For the second simulated dataset, we lower the probabilities of observation, and increase the proportion of people in the second stratum:

df_table <- extract_table_df(datasets_raw[[2]]$rows)
Stratum N List.1 List.2 List.3 List.4 List.5
1 1600 0.013 0.013 0.099 0.132 0.033
2 400 0.560 0.825 0.759 0.990 0.593

For the third simulated dataset, we create an example with higher probabilities of observation:

df_table <- extract_table_df(datasets_raw[[3]]$rows)
Stratum N List.1 List.2 List.3 List.4 List.5
1 1600 0.113 0.113 0.199 0.232 0.133
2 400 0.860 0.925 0.859 0.990 0.793

For the fourth simulated dataset, we introduce three strata:

df_table <- extract_table_df(datasets_raw[[4]]$rows)
Stratum N List.1 List.2 List.3 List.4 List.5
1 1600 0.1 0.05 0.15 0.2 0.1
2 200 0.5 0.40 0.60 0.4 0.5
3 200 0.8 0.90 0.60 0.7 0.7

For the fifth simulated dataset, we introduce negative list dependencies across the strata:

df_table <- extract_table_df(datasets_raw[[5]]$rows)
Stratum N List.1 List.2 List.3 List.4 List.5
1 1600 0.113 0.113 0.199 0.832 0.733
2 400 0.860 0.925 0.859 0.190 0.193

We fit models to these examples using 1000 iterations and K=10 maximum latent classes. For Stan, we used four chains and 2000 warmup iterations. For the R LCMCR implementation, we used a buffer size of 10000, thinning=100, a_alpha=b_alpha=0.25, with a burn-in of 10000 iterations.

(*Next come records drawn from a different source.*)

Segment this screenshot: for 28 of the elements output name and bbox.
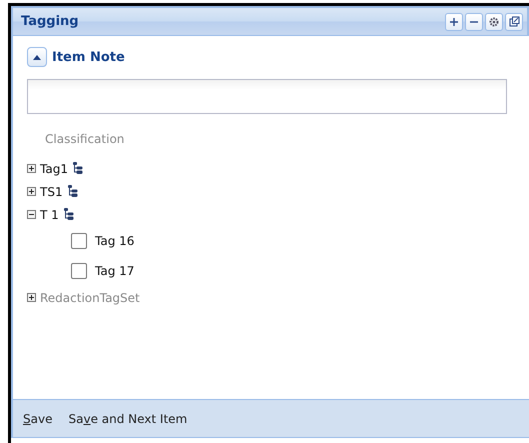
save-and-next-button[interactable]: Save and Next Item bbox=[68, 412, 188, 426]
expand-toggle[interactable] bbox=[27, 164, 36, 173]
expand-all-button[interactable] bbox=[445, 12, 463, 30]
hierarchy-icon bbox=[72, 162, 83, 175]
classification-label: Classification bbox=[45, 132, 126, 148]
plus-icon bbox=[449, 16, 459, 26]
settings-icon bbox=[489, 16, 499, 26]
triangle-icon bbox=[32, 54, 42, 60]
collapse-all-button[interactable] bbox=[465, 12, 483, 30]
item-note-field[interactable] bbox=[27, 79, 507, 114]
settings-button[interactable] bbox=[485, 12, 503, 30]
expand-toggle[interactable] bbox=[27, 187, 36, 196]
item-note-label: Item Note bbox=[52, 50, 125, 64]
hierarchy-icon bbox=[64, 208, 74, 221]
checkbox[interactable] bbox=[71, 233, 87, 249]
checkbox[interactable] bbox=[71, 263, 87, 279]
collapse-button[interactable] bbox=[27, 47, 47, 67]
expand-toggle[interactable] bbox=[27, 210, 36, 219]
panel-title: Tagging bbox=[21, 14, 79, 29]
save-button[interactable]: Save bbox=[23, 412, 52, 426]
popout-button[interactable] bbox=[505, 12, 523, 30]
hierarchy-icon bbox=[68, 185, 78, 198]
tree-item[interactable]: Tag1 bbox=[40, 162, 68, 176]
tree-item[interactable]: TS1 bbox=[40, 184, 63, 198]
popout-icon bbox=[508, 16, 520, 27]
tag-label: Tag 17 bbox=[95, 264, 134, 278]
tag-label: Tag 16 bbox=[95, 234, 134, 248]
tree-item[interactable]: T 1 bbox=[40, 208, 59, 222]
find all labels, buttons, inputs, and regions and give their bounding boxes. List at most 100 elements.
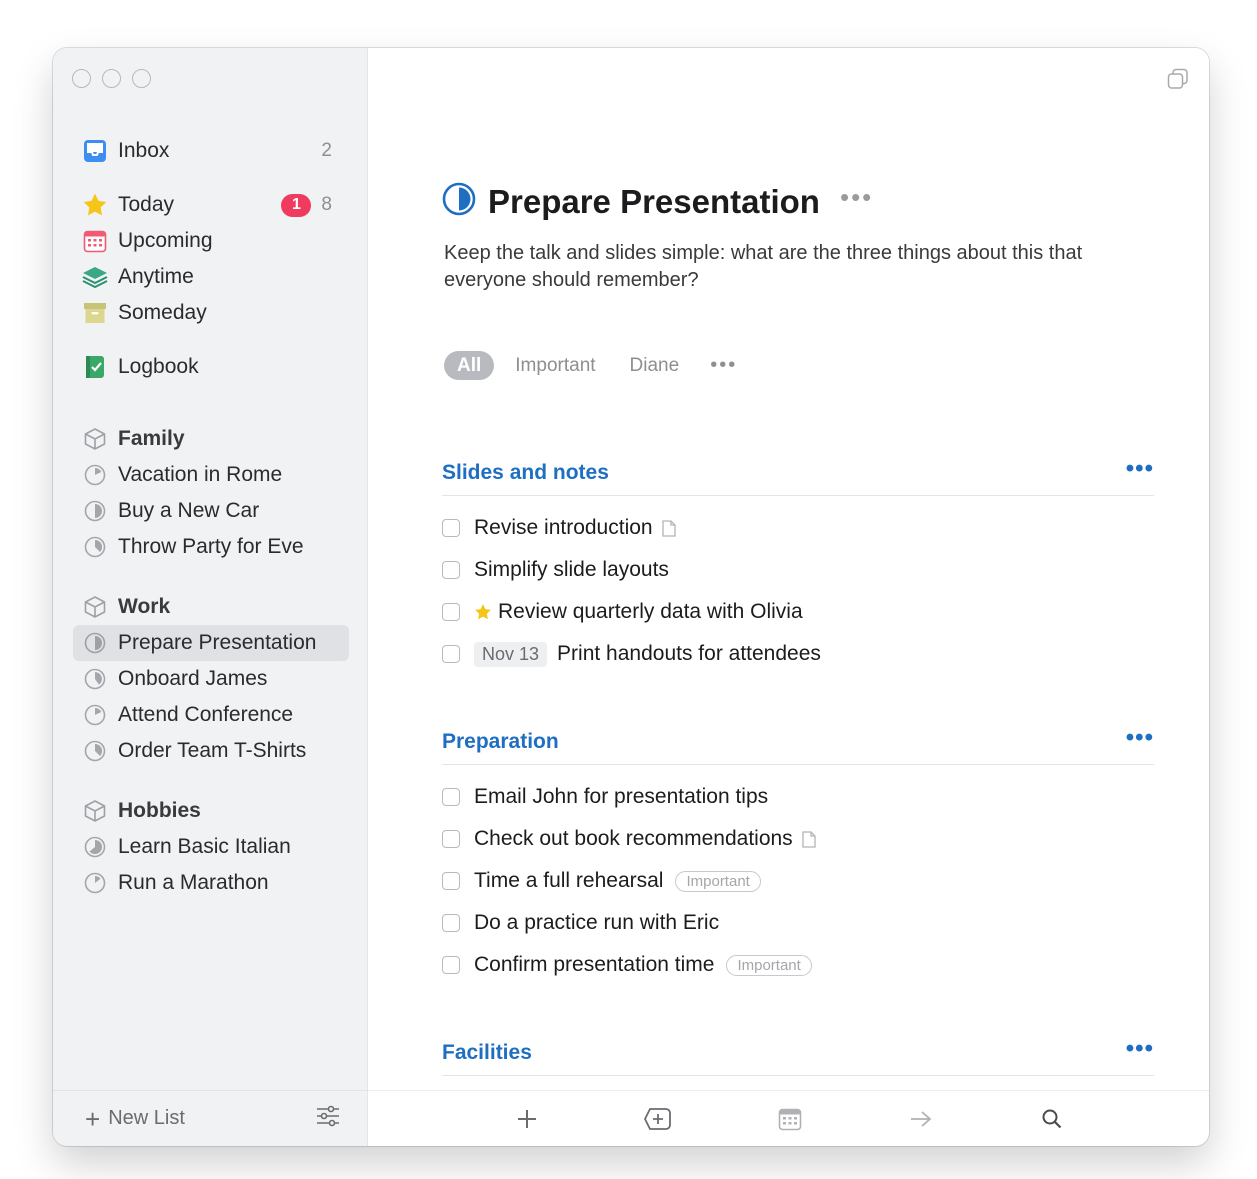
more-options-icon[interactable]: ••• (840, 182, 873, 213)
todo-title: Simplify slide layouts (474, 558, 669, 581)
filter-settings-icon[interactable] (316, 1105, 340, 1133)
project-view: Prepare Presentation ••• Keep the talk a… (368, 48, 1209, 1146)
search-icon[interactable] (1037, 1104, 1067, 1134)
section-heading[interactable]: Preparation ••• (442, 719, 1154, 765)
section-title: Preparation (442, 729, 559, 753)
sidebar-item-inbox[interactable]: Inbox 2 (73, 134, 349, 168)
project-progress-icon (82, 630, 108, 656)
filter-all[interactable]: All (444, 351, 495, 380)
todo-checkbox[interactable] (442, 830, 460, 848)
minimize-window-button[interactable] (102, 69, 121, 88)
todo-checkbox[interactable] (442, 956, 460, 974)
area-cube-icon (82, 798, 108, 824)
sidebar-project-prepare-presentation[interactable]: Prepare Presentation (73, 625, 349, 661)
new-todo-button[interactable] (512, 1104, 542, 1134)
sidebar-project-onboard-james[interactable]: Onboard James (73, 662, 349, 696)
sidebar-item-label: Buy a New Car (118, 499, 260, 522)
page-title[interactable]: Prepare Presentation (488, 183, 820, 221)
new-heading-button[interactable] (643, 1104, 673, 1134)
sidebar-item-label: Onboard James (118, 667, 268, 690)
sidebar-project-throw-party-for-eve[interactable]: Throw Party for Eve (73, 530, 349, 564)
sidebar-project-order-team-t-shirts[interactable]: Order Team T-Shirts (73, 734, 349, 768)
sidebar-item-label: Inbox (118, 139, 170, 162)
todo-item[interactable]: Time a full rehearsal Important (442, 866, 761, 896)
section-more-icon[interactable]: ••• (1126, 1035, 1154, 1063)
plus-icon[interactable]: + (85, 1106, 100, 1132)
inbox-count: 2 (321, 140, 332, 161)
sidebar-item-label: Learn Basic Italian (118, 835, 291, 858)
layers-icon (82, 264, 108, 290)
project-header: Prepare Presentation ••• (442, 182, 873, 221)
filter-important[interactable]: Important (502, 351, 608, 380)
todo-item[interactable]: Simplify slide layouts (442, 555, 669, 585)
todo-title: Check out book recommendations (474, 827, 793, 850)
zoom-window-button[interactable] (132, 69, 151, 88)
inbox-icon (82, 138, 108, 164)
sidebar-area-work[interactable]: Work (73, 590, 349, 624)
todo-checkbox[interactable] (442, 914, 460, 932)
sidebar-item-label: Hobbies (118, 799, 201, 822)
todo-item[interactable]: Revise introduction (442, 513, 676, 543)
todo-item[interactable]: Nov 13 Print handouts for attendees (442, 639, 821, 669)
sidebar-item-upcoming[interactable]: Upcoming (73, 224, 349, 258)
sidebar-item-anytime[interactable]: Anytime (73, 260, 349, 294)
project-progress-icon[interactable] (442, 182, 476, 221)
sidebar-project-vacation-in-rome[interactable]: Vacation in Rome (73, 458, 349, 492)
sidebar-item-label: Today (118, 193, 175, 216)
move-arrow-button[interactable] (906, 1104, 936, 1134)
when-calendar-button[interactable] (775, 1104, 805, 1134)
project-progress-icon (82, 462, 108, 488)
section-heading[interactable]: Facilities ••• (442, 1030, 1154, 1076)
sidebar-item-today[interactable]: Today 1 8 (73, 188, 349, 222)
section-more-icon[interactable]: ••• (1126, 455, 1154, 483)
todo-checkbox[interactable] (442, 645, 460, 663)
today-star-icon (474, 603, 492, 621)
sidebar-project-attend-conference[interactable]: Attend Conference (73, 698, 349, 732)
sidebar-item-label: Vacation in Rome (118, 463, 283, 486)
todo-item[interactable]: Email John for presentation tips (442, 782, 768, 812)
todo-checkbox[interactable] (442, 603, 460, 621)
todo-item[interactable]: Check out book recommendations (442, 824, 816, 854)
area-cube-icon (82, 426, 108, 452)
todo-item[interactable]: Confirm presentation time Important (442, 950, 812, 980)
todo-checkbox[interactable] (442, 788, 460, 806)
duplicate-window-icon[interactable] (1167, 68, 1189, 95)
sidebar-item-label: Run a Marathon (118, 871, 269, 894)
todo-checkbox[interactable] (442, 872, 460, 890)
project-progress-icon (82, 834, 108, 860)
project-progress-icon (82, 702, 108, 728)
todo-checkbox[interactable] (442, 519, 460, 537)
sidebar-project-run-a-marathon[interactable]: Run a Marathon (73, 866, 349, 900)
archive-box-icon (82, 300, 108, 326)
note-icon (802, 830, 816, 848)
more-filters-icon[interactable]: ••• (710, 354, 737, 377)
bottom-toolbar (368, 1090, 1209, 1146)
todo-title: Revise introduction (474, 516, 653, 539)
sidebar-area-hobbies[interactable]: Hobbies (73, 794, 349, 828)
todo-item[interactable]: Review quarterly data with Olivia (442, 597, 803, 627)
sidebar-item-logbook[interactable]: Logbook (73, 350, 349, 384)
sidebar-item-label: Prepare Presentation (118, 631, 317, 654)
close-window-button[interactable] (72, 69, 91, 88)
tag-important: Important (675, 870, 761, 892)
filter-diane[interactable]: Diane (617, 351, 693, 380)
sidebar-item-label: Logbook (118, 355, 199, 378)
project-progress-icon (82, 738, 108, 764)
todo-title: Email John for presentation tips (474, 785, 769, 808)
new-list-button[interactable]: New List (108, 1107, 316, 1130)
sidebar-item-label: Attend Conference (118, 703, 294, 726)
note-icon (661, 519, 676, 537)
todo-item[interactable]: Do a practice run with Eric (442, 908, 719, 938)
project-progress-icon (82, 666, 108, 692)
section-heading[interactable]: Slides and notes ••• (442, 450, 1154, 496)
todo-checkbox[interactable] (442, 561, 460, 579)
sidebar-item-label: Work (118, 595, 171, 618)
project-notes[interactable]: Keep the talk and slides simple: what ar… (444, 240, 1124, 294)
sidebar-area-family[interactable]: Family (73, 422, 349, 456)
sidebar-project-buy-a-new-car[interactable]: Buy a New Car (73, 494, 349, 528)
section-more-icon[interactable]: ••• (1126, 724, 1154, 752)
project-progress-icon (82, 534, 108, 560)
logbook-icon (82, 354, 108, 380)
sidebar-project-learn-basic-italian[interactable]: Learn Basic Italian (73, 830, 349, 864)
sidebar-item-someday[interactable]: Someday (73, 296, 349, 330)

However, we notice two problems immediately:

  1. The effective sample size and split R-hat diagnostics for several of the variables are unacceptably high.
  2. The number of divergences reported by Hamiltonian Monte Carlo are unacceptably high (often around 30% of iterations are divergent).

2.1 Label switching

One of the reasons that the variables are poorly estimated by Stan is because of a problem in latent class models known as label switching. Fundamentally, unless we specify some ordering to the latent classes, there is no reason that “Latent Class 1” and “Latent Class 3” couldn’t swap places. For K latent classes, we have a highly multimodal posterior where each of the K! permutation of the class labels could serve as a valid labeling. In practice, this leads to poor mixing of the chains and unacceptably low effective sample sizes.